In my experience the greater challenge with scraping lots of data is dealing with stuff like:

- cache disabled in response headers but you've scraped 10K pages and just discovered a page with e.g. a deformed href in an anchor (e.g. "<a href+'....'>"); after giving up trying to understand how the hell they managed that, it's not long before you're writing a crawl repository so you can selectively ignore the caching rules your proxy cache happily abides by so you can quickly restart your debug session for the next weird thing you discover (unfortunately the nature of the site has forced you to do in-memory preprocessing of 50K pages before you can do the real processing for the rest of the site because they have done some OTHER weird stuff)

- sites that treat EVERYTHING as dynamic content even though you could easily cache it... now you get to do the job of the webmaster because you have many data sources you're feeding from and don't want to hammer servers

- sites with bad links but no 404 responses (just redirects); easy to detect, but still a nuisance

- proper request throttling (i.e. throttling on the basis of requests serviced not merely requested)

- dynamically adjusting the above throttling, because sites can be weird :)

- efficiently issuing millions of requests/week to a bunch of sites and scraping data from the responses in custom formats for each site




Indeed.
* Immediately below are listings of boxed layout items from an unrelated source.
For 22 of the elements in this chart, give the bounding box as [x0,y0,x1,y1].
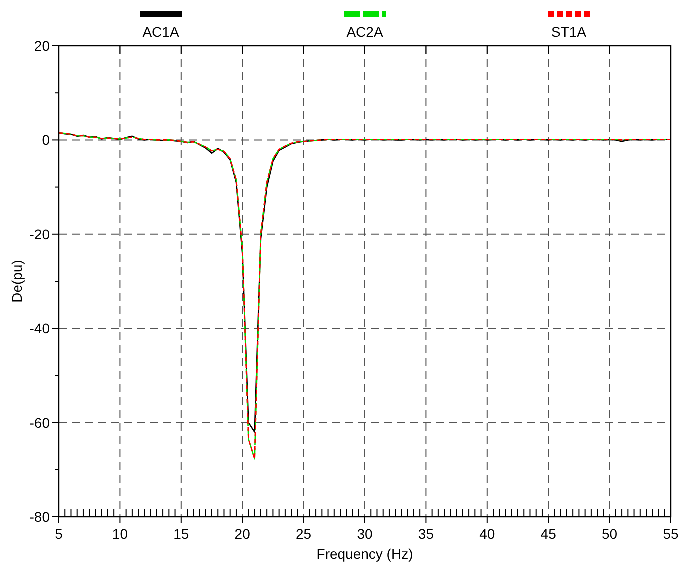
x-tick-label: 10 [112,526,128,542]
legend-label: AC2A [346,24,384,40]
y-tick-label: 0 [42,132,50,148]
x-tick-label: 55 [663,526,679,542]
y-tick-label: -80 [30,509,50,525]
x-tick-label: 20 [234,526,251,542]
x-tick-label: 30 [357,526,373,542]
y-tick-label: 20 [34,38,50,54]
x-tick-label: 50 [602,526,618,542]
x-tick-label: 45 [540,526,557,542]
y-tick-label: -20 [30,226,50,242]
legend-label: ST1A [551,24,588,40]
x-tick-label: 40 [480,526,496,542]
x-axis-title: Frequency (Hz) [316,546,414,562]
x-tick-label: 25 [296,526,312,542]
y-axis-title: De(pu) [9,260,25,303]
y-tick-label: -40 [30,320,50,337]
x-tick-label: 35 [418,526,434,542]
legend-label: AC1A [142,24,180,40]
x-tick-label: 15 [174,526,190,542]
x-tick-label: 5 [55,526,64,542]
y-tick-label: -60 [30,414,50,431]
And I would add

- site layout changing and breaking your scraping logic. I'm not sure how common this is today, but I was scraping hundreds of commerce sites in 2001, each having several (often 5 but sometimes 50) different product page layouts for different sections, each with its own field names, fields, and crazyness, for a total of a few thousand different "scraping logics" (each just 5-10 lines long, but each had to be individually maintained). Now, every day just two (out of a few thousands) broke, but to keep everything robust, you had to (a) be able to tell which one broke, and (b) fix it within a reasonable time frame. Neither of these is simple.

- sites that depend nontrivially on JavaScript. That gives you the choice of either (a) reverse engineering the javascript, and making your scraper figure out all the details the same way the javascript would, or (b) use something like phantomjs or e.g. a controlled IE session to let the javascript run and then take the data from the DOM. (a) is more efficient, more work but was (unexpectedly for me) much more stable. (b) is less work upfront, more maintenance, and a LOT more resource intensive.

- sites whose traffic management system you trip while scraping. Many will block you, some actively (with an error message, so you know what is happening), some will just keep you hanging or throttle you down to a few hundred bytes/second all of a sudden, with no explanation and no one to contact. Amazon contacted us when they figured we were scraping (we weren't hiding anything and doing it with a logged in user that had contact details), and were cool about it.

- sites that randomly break and stop in the middle of a page. Happens much more than you'd think; When using the site, you just reload or interact with a half-loaded page. You could, of course, still scrape a half-loaded page - but what if only 20/23 of the items you need are there? What if the site is stateful, and reloading that page would cause a state change you do not want?